Copy the following code into your `BinaryTree` class. Complete and test the following helper method for `exprTree`.

``````public static BinaryTree exprTree(String s) {
BinaryTree result = new BinaryTree();
result.myRoot = result.exprTreeHelper(s);
return result;
}
// Return the tree corresponding to the given arithmetic expression.
// The expression is legal, fully parenthesized, contains no blanks,
// and involves only the operations + and *.
private TreeNode exprTreeHelper(String expr) {
if (expr.charAt(0) != '(') {
____; // you fill this in
} else {
// expr is a parenthesized expression.
// Strip off the beginning and ending parentheses,
// find the main operator (an occurrence of + or * not nested
// in parentheses, and construct the two subtrees.
int nesting = 0;
int opPos = 0;
for (int k = 1; k < expr.length() - 1; k++) {
// you supply the missing code
}
String opnd1 = expr.substring(1, opPos);
String opnd2 = expr.substring(opPos + 1, expr.length() - 1);
String op = expr.substring(opPos, opPos + 1);
System.out.println("expression = " + expr);
System.out.println("operand 1  = " + opnd1);
System.out.println("operator   = " + op);
System.out.println("operand 2  = " + opnd2);
System.out.println();
____; // you fill this in
}
}``````

Given the expression `((a+(5*(a+b)))+(6*5))`, your method should produce a tree that, when printed using the `print` method you just designed, would look like

``````        5
*
6
+
b
+
a
*
5
+
a``````

#### Optimizing an Expression Tree

Again, switch which partner is coding for this lab if you haven't recently.
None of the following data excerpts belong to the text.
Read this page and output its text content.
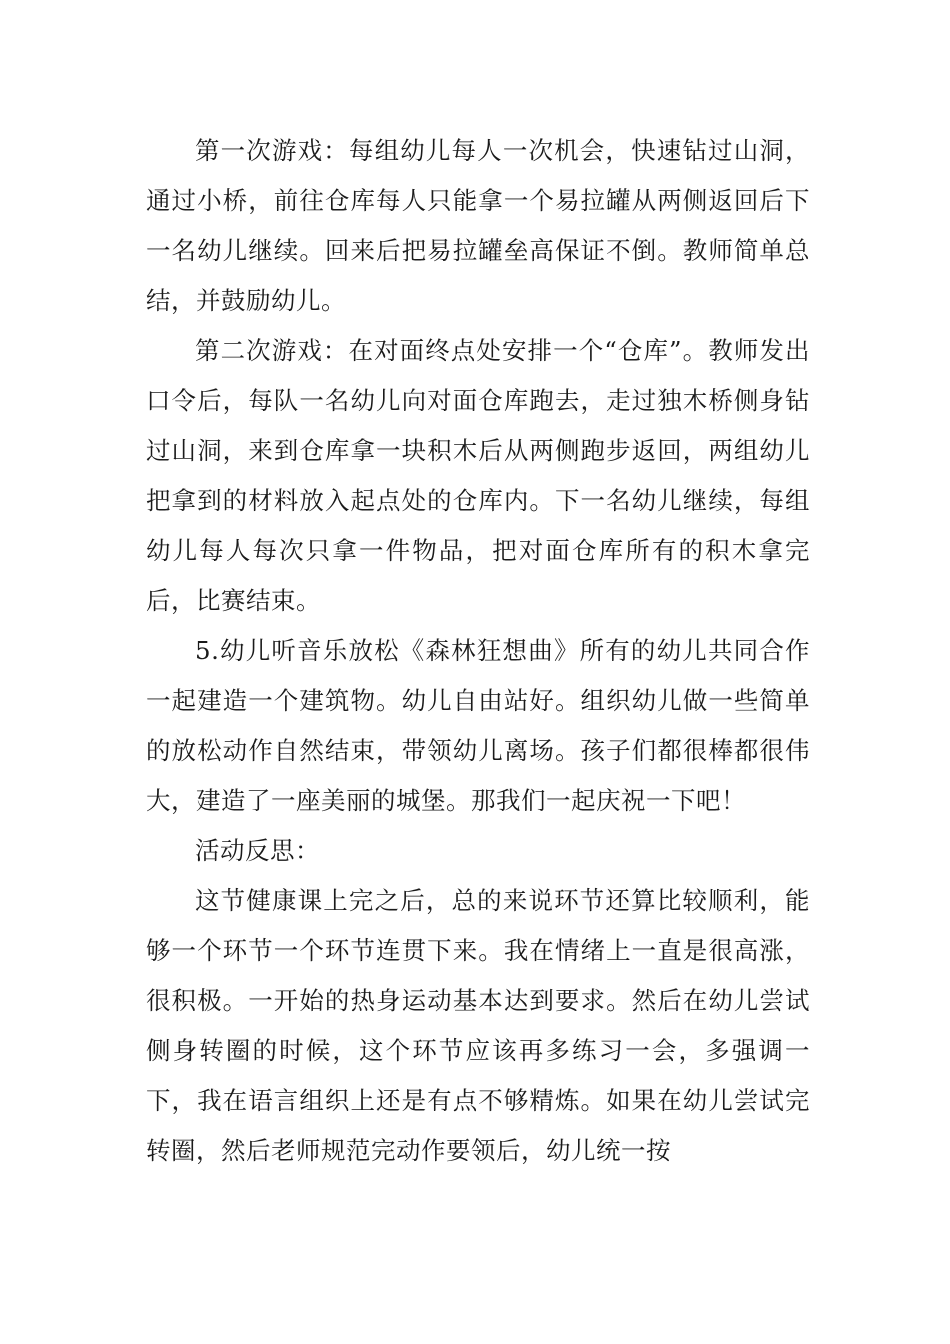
第一次游戏：每组幼儿每人一次机会，快速钻过山洞，通过小桥，前往仓库每人只能拿一个易拉罐从两侧返回后下一名幼儿继续。回来后把易拉罐垒高保证不倒。教师简单总结，并鼓励幼儿。

第二次游戏：在对面终点处安排一个“仓库”。教师发出口令后，每队一名幼儿向对面仓库跑去，走过独木桥侧身钻过山洞，来到仓库拿一块积木后从两侧跑步返回，两组幼儿把拿到的材料放入起点处的仓库内。下一名幼儿继续，每组幼儿每人每次只拿一件物品，把对面仓库所有的积木拿完后，比赛结束。

5.幼儿听音乐放松《森林狂想曲》所有的幼儿共同合作一起建造一个建筑物。幼儿自由站好。组织幼儿做一些简单的放松动作自然结束，带领幼儿离场。孩子们都很棒都很伟大，建造了一座美丽的城堡。那我们一起庆祝一下吧！

活动反思：

这节健康课上完之后，总的来说环节还算比较顺利，能够一个环节一个环节连贯下来。我在情绪上一直是很高涨，很积极。一开始的热身运动基本达到要求。然后在幼儿尝试侧身转圈的时候，这个环节应该再多练习一会，多强调一下，我在语言组织上还是有点不够精炼。如果在幼儿尝试完转圈，然后老师规范完动作要领后，幼儿统一按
Given a tree returned by the `exprTree` method, write and test a method named `optimize` that replaces all occurrences of an expression involving only integers with the computed value. Here's the header.

``public void optimize() ``

It will call a helper method as did BinaryTree methods in earlier exercises. For example, given the tree produced for

``((a+(5*(9+1)))+(6*5))``

your optimize method should produce the tree corresponding to the expression

``((a+50)+30)``

Don't create any new `TreeNodes`; merely relink those already in the tree.

## D. Conclusion

#### Readings

The next lab will cover binary search trees.

#### Submission

You will turn in `AmoebaFamily.java`, and `BinaryTree.java` as lab15. They should still contain all your work from the previous lab.